Eğer bu şekilde giderse Yılmaz Özdil de yıllar sonra Emin Çölaşan'ın durumuna düşecek. Onun bugün alaycı üslubuyla engellediği makul çözümler bir gün bulunursa, o yolda ter dökmüş yıllarca makulü bulmak için çalışıp durmuş insanlar; ben eminim ki o gün gelince Yılmaz Özdil'i ve yıllardır yaptıklarını hatırlayacaklardır.
YAZARLIĞIN VEBALİ:
Yazıların bir de vebali olduğunu hatırlamak konusunda pek de parlak tarihe sahip olmayan benim gibi bir yazarın bu eleştiriyi getirmesinin tuhaf olduğunu düşünebilirsiniz.
Siz isterseniz buna birikmiş yazarlık tecrübesi deyin isterseniz de yaşlanmanın getirdiği bilgelik, ben artık her yazarın eğer ülke gündeminin sıcak konuları hakkında laf edeceklerse muhakkak üzerinde düşünülmüş, makulü arayan yazılar yazmaları gerektiğini düşünüyorum.

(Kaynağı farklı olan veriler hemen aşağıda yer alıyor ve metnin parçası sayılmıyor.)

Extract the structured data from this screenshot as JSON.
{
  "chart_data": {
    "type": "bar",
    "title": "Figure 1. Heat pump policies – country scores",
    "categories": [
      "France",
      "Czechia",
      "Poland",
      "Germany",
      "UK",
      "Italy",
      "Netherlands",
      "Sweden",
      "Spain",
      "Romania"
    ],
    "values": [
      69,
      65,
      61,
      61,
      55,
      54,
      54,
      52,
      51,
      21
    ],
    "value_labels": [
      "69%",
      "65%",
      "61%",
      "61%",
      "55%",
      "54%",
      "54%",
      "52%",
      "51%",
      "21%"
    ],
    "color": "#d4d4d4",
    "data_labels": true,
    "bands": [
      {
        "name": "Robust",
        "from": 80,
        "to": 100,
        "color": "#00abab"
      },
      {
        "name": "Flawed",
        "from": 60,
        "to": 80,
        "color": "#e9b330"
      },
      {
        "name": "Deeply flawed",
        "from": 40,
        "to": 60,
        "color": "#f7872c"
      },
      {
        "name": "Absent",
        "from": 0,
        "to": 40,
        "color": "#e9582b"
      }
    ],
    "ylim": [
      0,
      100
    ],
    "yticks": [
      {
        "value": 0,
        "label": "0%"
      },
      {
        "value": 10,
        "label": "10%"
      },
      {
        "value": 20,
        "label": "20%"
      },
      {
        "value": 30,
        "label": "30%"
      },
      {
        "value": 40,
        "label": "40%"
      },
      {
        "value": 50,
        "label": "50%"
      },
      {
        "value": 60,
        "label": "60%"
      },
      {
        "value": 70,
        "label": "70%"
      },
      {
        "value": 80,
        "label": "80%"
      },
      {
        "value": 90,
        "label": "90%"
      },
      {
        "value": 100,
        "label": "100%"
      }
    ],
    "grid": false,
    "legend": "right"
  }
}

Bir punch-line uğruna, bir "war" kelimesi uğruna yapılmış oyun nedeniyle makulün arayışının bir kenara itilmesinin de vebali büyük olabilir.
Yazarlar olarak bu tür dönemlerde yazıların vebalinin büyük olabileceğini hatırlayalım.
Hatta bugünkü gibi sıcak savaş tehlikesinin olduğu günlerde bizim kışkırtıcı yazılarımızın vebalinin "war" olduğunu görmek zorundayız.